THE migration of birds, as Baily observes, is by no means the least interesting part of their history. I have noted for many years the migrations of the birds that make a longer or shorter stay with us, summer or winter, and have tabulated their arrivals and departures. And it has been to me a labor of love. Few things cast such attraction around the young and tender spring or over brown and matured autumn, as the coming and going of migratory birds. With delight we welcome the first notes of the purple martin, the bank or sand swallow, and the chimney swift, as they return to us in spring from the far sunny southland; and with feelings of wonder we witness the flight of the wild geese, as they pass over us high in air, or listen to the notes that tell us the whippoorwill and the chuckwills-widow are again the denizens of our groves. And, night after night as I listen to their weird song, feelings almost akin to superstition creep over me, till I can imagine their utterances to be the omen of good or ill to the hearer. There is no more mysterious bird in our land than the chuckwills-widow. Its migration so far northward as southeast Virginia has been doubted by some naturalists, but facts are against them.
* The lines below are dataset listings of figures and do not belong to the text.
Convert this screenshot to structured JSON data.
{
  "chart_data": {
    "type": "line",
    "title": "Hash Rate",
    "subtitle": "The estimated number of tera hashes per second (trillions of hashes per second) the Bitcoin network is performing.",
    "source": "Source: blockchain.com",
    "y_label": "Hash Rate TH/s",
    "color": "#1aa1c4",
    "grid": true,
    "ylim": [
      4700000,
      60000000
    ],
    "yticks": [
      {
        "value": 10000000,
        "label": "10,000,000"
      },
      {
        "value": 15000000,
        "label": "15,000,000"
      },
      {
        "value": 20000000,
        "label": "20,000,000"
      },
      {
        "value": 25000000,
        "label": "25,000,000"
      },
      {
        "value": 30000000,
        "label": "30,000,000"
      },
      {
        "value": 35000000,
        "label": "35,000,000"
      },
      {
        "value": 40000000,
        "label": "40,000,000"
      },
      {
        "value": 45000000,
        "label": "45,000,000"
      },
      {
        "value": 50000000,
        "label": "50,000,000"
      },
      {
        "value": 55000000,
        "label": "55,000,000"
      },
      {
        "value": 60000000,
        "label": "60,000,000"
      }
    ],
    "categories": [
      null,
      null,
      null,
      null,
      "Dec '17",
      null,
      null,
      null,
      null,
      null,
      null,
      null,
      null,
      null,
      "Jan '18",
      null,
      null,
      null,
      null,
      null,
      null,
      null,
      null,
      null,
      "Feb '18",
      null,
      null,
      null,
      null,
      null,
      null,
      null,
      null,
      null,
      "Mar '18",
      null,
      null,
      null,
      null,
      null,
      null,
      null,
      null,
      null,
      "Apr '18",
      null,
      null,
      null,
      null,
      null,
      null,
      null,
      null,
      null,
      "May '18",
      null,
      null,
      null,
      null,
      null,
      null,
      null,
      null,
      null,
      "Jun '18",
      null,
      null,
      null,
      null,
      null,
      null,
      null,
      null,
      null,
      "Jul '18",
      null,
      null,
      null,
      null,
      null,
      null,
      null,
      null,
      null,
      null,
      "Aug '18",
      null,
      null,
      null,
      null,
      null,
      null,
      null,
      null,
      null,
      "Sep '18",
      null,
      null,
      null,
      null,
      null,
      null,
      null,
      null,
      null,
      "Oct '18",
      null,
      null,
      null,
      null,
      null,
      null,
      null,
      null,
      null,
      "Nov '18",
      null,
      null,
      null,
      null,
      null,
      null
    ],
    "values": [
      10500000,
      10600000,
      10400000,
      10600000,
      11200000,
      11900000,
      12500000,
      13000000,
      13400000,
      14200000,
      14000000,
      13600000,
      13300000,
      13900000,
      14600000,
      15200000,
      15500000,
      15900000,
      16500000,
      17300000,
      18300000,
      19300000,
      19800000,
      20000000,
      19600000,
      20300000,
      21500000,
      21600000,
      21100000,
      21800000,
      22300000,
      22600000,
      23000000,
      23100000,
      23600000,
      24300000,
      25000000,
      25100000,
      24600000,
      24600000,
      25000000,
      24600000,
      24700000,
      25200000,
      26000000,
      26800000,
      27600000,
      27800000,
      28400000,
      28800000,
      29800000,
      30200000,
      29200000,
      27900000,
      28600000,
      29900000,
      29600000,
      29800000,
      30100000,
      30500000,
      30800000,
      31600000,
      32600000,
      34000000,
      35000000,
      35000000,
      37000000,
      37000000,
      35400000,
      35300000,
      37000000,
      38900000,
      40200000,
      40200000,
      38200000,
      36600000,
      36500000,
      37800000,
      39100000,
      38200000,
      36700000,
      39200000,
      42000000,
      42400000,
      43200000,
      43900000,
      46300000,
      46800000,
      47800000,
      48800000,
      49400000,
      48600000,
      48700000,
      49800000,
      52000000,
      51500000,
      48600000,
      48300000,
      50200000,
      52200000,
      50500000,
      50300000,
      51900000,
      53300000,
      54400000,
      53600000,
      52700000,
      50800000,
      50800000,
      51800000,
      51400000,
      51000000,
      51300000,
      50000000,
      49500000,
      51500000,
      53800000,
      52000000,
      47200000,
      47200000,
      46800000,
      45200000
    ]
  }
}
And as I look abroad in autumn, and view the bevies of snowbirds that have just returned to us, and hear again the familiar "chip," "chip," as a passing vehicle puts them to sudden flight, how the finger of thought touches again on memory's bell, and I think of boyhood's happy hours, when I welcomed with delight the snowbirds back again to our lanes and fields.
Each feathered songster, as it revisits us from northland or southland, awakens feeling of profoundest interest, and if we have within us a single spark of that divine love of nature that dwells with the poet or the naturalist, we instinctively receive the birds back to their old haunts as we would welcome a long-absent friend. What boy of sensibility, having a spark of the nobler touch of manhood, could have it in his heart to harm the least of these sinless creatures that enliven our homes with their presence and song? Who can look without admiration upon them? Who could wish to destroy them? And when we reflect that the martins, willets, swifts and swallows that sport about our homes in summer, and the mocking bird that trills its polyglot song in our cedar groves by night, have returned to us from tropical or sub-tropical climes—that only a few weeks before they were flitting through the orange groves of Cuba, or building their nests amid the vine-latticed thickets of Florida, we cannot but admire and wonder at that "peculiar instinct," as Howitt calls it, that guides them with such unerring certainty through all the changes of their mysterious round.
For a period of twenty years the average time of the arrival of the purple martin has been about the last five days in March; and its departure for the South the second week in August. A few individuals may remain longer, but it is only when their breeding has been delayed. The earliest appearance of the martin that I have noted was the 8th of March, 1871, the latest the 26th of April, 1885. The last date was a cold and backward spring. This bird rears two broods of four or five each during the four months that it remains with us.